Page:René de Pont-Jest - Sang-Maudit.djvu/541

La bibliothèque libre.
Cette page a été validée par deux contributeurs.

— Que voulez-vous dire ?

— Rien ! Il faut rejoindre votre mari.

— Y pensez-vous ? Laisser seul M. de Serville !

— Il ne court aucun danger et sera plus calme dès qu’il vous saura partie. D’ailleurs, il est indispensable que vous surveilliez l’entourage de M. de Rennepont pour le cas où on voudrait lui faire parvenir vos lettres. De plus, réfléchissez : que dirait le général s’il ne vous voyait pas arriver ?

— C’est juste ! Mais comment partir ?

— Les femmes et les enfants peuvent encore quitter Paris assez facilement par le chemin de fer du Nord.
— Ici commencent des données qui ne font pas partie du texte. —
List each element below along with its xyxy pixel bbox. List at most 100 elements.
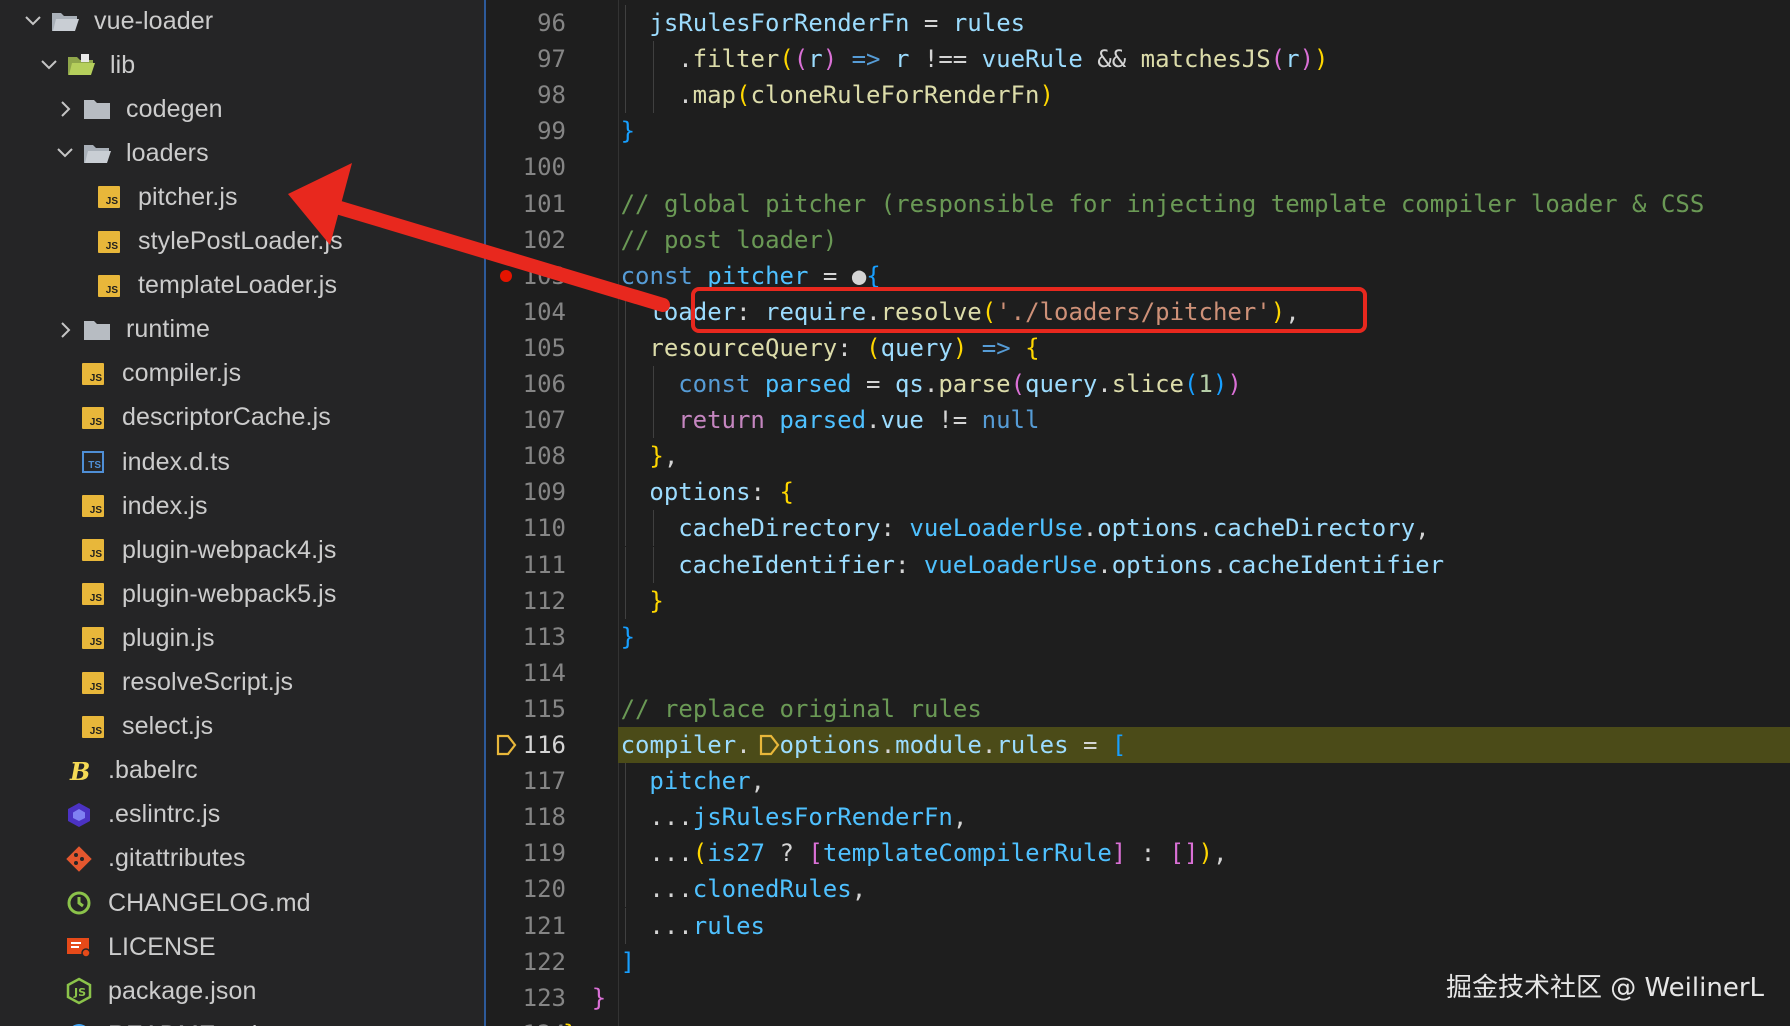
- code-token: (: [1183, 370, 1199, 398]
- javascript-file-icon: JS: [78, 669, 108, 697]
- code-line[interactable]: 124}: [488, 1016, 1790, 1026]
- chevron-down-icon[interactable]: [22, 10, 44, 32]
- explorer-item[interactable]: lib: [0, 43, 484, 87]
- line-number: 102: [522, 225, 566, 254]
- explorer-item[interactable]: JS select.js: [0, 705, 484, 749]
- explorer-item[interactable]: JS templateLoader.js: [0, 264, 484, 308]
- code-line[interactable]: 111 cacheIdentifier: vueLoaderUse.options…: [488, 547, 1790, 583]
- code-token: }: [620, 622, 636, 651]
- explorer-item[interactable]: JS descriptorCache.js: [0, 396, 484, 440]
- explorer-item[interactable]: .gitattributes: [0, 837, 484, 881]
- explorer-item-label: README.md: [108, 1021, 258, 1026]
- line-number: 123: [522, 983, 566, 1012]
- code-line[interactable]: 114: [488, 655, 1790, 691]
- explorer-item[interactable]: JS plugin-webpack5.js: [0, 572, 484, 616]
- code-token: {: [866, 261, 881, 290]
- javascript-file-icon: JS: [94, 228, 124, 256]
- indent-guide: [653, 510, 655, 547]
- code-line[interactable]: 101 // global pitcher (responsible for in…: [488, 186, 1790, 222]
- explorer-item[interactable]: .eslintrc.js: [0, 793, 484, 837]
- code-line[interactable]: 119 ...(is27 ? [templateCompilerRule] : […: [488, 835, 1790, 871]
- code-line[interactable]: 120 ...clonedRules,: [488, 871, 1790, 907]
- code-token: templateCompilerRule: [822, 839, 1112, 868]
- code-line[interactable]: 105 resourceQuery: (query) => {: [488, 330, 1790, 366]
- code-token: ,: [663, 442, 679, 471]
- explorer-item-label: resolveScript.js: [122, 668, 294, 696]
- code-token: }: [563, 1020, 577, 1026]
- explorer-item[interactable]: codegen: [0, 87, 484, 131]
- javascript-file-icon: JS: [78, 360, 108, 388]
- explorer-item[interactable]: runtime: [0, 308, 484, 352]
- code-token: ?: [765, 839, 809, 868]
- javascript-file-icon: JS: [78, 492, 108, 520]
- explorer-item[interactable]: JS plugin-webpack4.js: [0, 528, 484, 572]
- code-line[interactable]: 97 .filter((r) => r !== vueRule && matche…: [488, 41, 1790, 77]
- explorer-item[interactable]: LICENSE: [0, 925, 484, 969]
- code-token: {: [779, 478, 794, 507]
- explorer-item-label: plugin.js: [122, 623, 215, 652]
- code-text: .map(cloneRuleForRenderFn): [678, 77, 1054, 113]
- explorer-item[interactable]: README.md: [0, 1013, 484, 1026]
- chevron-down-icon[interactable]: [54, 142, 76, 164]
- code-token: .: [678, 45, 693, 74]
- code-line[interactable]: 99}: [488, 113, 1790, 149]
- code-line[interactable]: 100: [488, 149, 1790, 185]
- explorer-item[interactable]: JS plugin.js: [0, 616, 484, 660]
- code-line[interactable]: 121 ...rules: [488, 908, 1790, 944]
- code-line[interactable]: 107 return parsed.vue != null: [488, 402, 1790, 438]
- explorer-item[interactable]: vue-loader: [0, 0, 484, 43]
- code-text: ]: [621, 944, 635, 980]
- code-token: =>: [851, 45, 881, 74]
- explorer-item-label: .babelrc: [108, 756, 198, 785]
- code-token: .: [1198, 514, 1213, 543]
- code-token: ,: [1212, 839, 1228, 868]
- code-line[interactable]: 117 pitcher,: [488, 763, 1790, 799]
- code-line[interactable]: 110 cacheDirectory: vueLoaderUse.options.…: [488, 510, 1790, 546]
- lightbulb-icon[interactable]: [494, 733, 518, 757]
- code-token: is27: [707, 839, 765, 868]
- code-line[interactable]: 113}: [488, 619, 1790, 655]
- code-line[interactable]: 108},: [488, 438, 1790, 474]
- code-token: const: [620, 261, 693, 290]
- code-token: jsRulesForRenderFn: [692, 803, 953, 832]
- code-line[interactable]: 96 jsRulesForRenderFn = rules: [488, 5, 1790, 41]
- indent-guide: [624, 438, 626, 475]
- javascript-file-icon: JS: [94, 183, 124, 211]
- code-line[interactable]: 116 compiler. options.module.rules = [: [488, 727, 1790, 763]
- line-number: 114: [522, 658, 566, 687]
- explorer-item[interactable]: JS resolveScript.js: [0, 661, 484, 705]
- explorer-item[interactable]: JS compiler.js: [0, 352, 484, 396]
- line-number: 105: [522, 333, 566, 362]
- code-line[interactable]: 112}: [488, 583, 1790, 619]
- explorer-item-label: CHANGELOG.md: [108, 888, 311, 917]
- javascript-file-icon: JS: [78, 580, 108, 608]
- code-token: :: [1126, 839, 1170, 868]
- code-line[interactable]: 102 // post loader): [488, 222, 1790, 258]
- explorer-item[interactable]: JS package.json: [0, 969, 484, 1013]
- code-line[interactable]: 118 ...jsRulesForRenderFn,: [488, 799, 1790, 835]
- code-token: }: [649, 586, 664, 615]
- explorer-item[interactable]: JS pitcher.js: [0, 175, 484, 219]
- code-text: resourceQuery: (query) => {: [649, 330, 1039, 366]
- code-token: ●: [851, 261, 867, 290]
- code-line[interactable]: 98 .map(cloneRuleForRenderFn): [488, 77, 1790, 113]
- code-token: ,: [750, 767, 765, 796]
- chevron-down-icon[interactable]: [38, 54, 60, 76]
- explorer-item[interactable]: CHANGELOG.md: [0, 881, 484, 925]
- chevron-right-icon[interactable]: [54, 319, 76, 341]
- explorer-item[interactable]: JS stylePostLoader.js: [0, 220, 484, 264]
- explorer-item[interactable]: TS index.d.ts: [0, 440, 484, 484]
- breakpoint-icon[interactable]: [500, 269, 512, 282]
- code-line[interactable]: 109 options: {: [488, 474, 1790, 510]
- explorer-item[interactable]: B .babelrc: [0, 749, 484, 793]
- explorer-item[interactable]: loaders: [0, 131, 484, 175]
- explorer-item[interactable]: JS index.js: [0, 484, 484, 528]
- code-text: .filter((r) => r !== vueRule && matchesJ…: [678, 41, 1328, 77]
- code-line[interactable]: 115 // replace original rules: [488, 691, 1790, 727]
- code-line[interactable]: 106 const parsed = qs.parse(query.slice(1…: [488, 366, 1790, 402]
- inline-hint-icon[interactable]: [757, 733, 781, 757]
- code-token: ...: [649, 839, 693, 868]
- code-editor[interactable]: 96 jsRulesForRenderFn = rules 97 .filter((r…: [488, 0, 1790, 1026]
- chevron-right-icon[interactable]: [54, 98, 76, 120]
- explorer-item-label: package.json: [108, 976, 257, 1005]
Vous vous arrêterez à Saint-Denis, d’où vous gagnerez aisément Versailles. Croyez-moi, partez ce soir même ou demain matin. N’ayez sur vous aucun papier portant votre nom ; c’est la seule précaution à prendre.

— Soit ! je partirai demain.

— Encore autre chose ! Je vous ai dit que Mme  Sarah, avant de mourir, avait prononcé certains noms, ces même noms d’ailleurs que murmure la comtesse Iwacheff dans sa folie : « Louis, de Fressantel, le docteur », et plusieurs autres. Ce M. de Fressantel était l’ami de Mme  Bernier ; le connaissez-vous ? C’est un homme de votre monde.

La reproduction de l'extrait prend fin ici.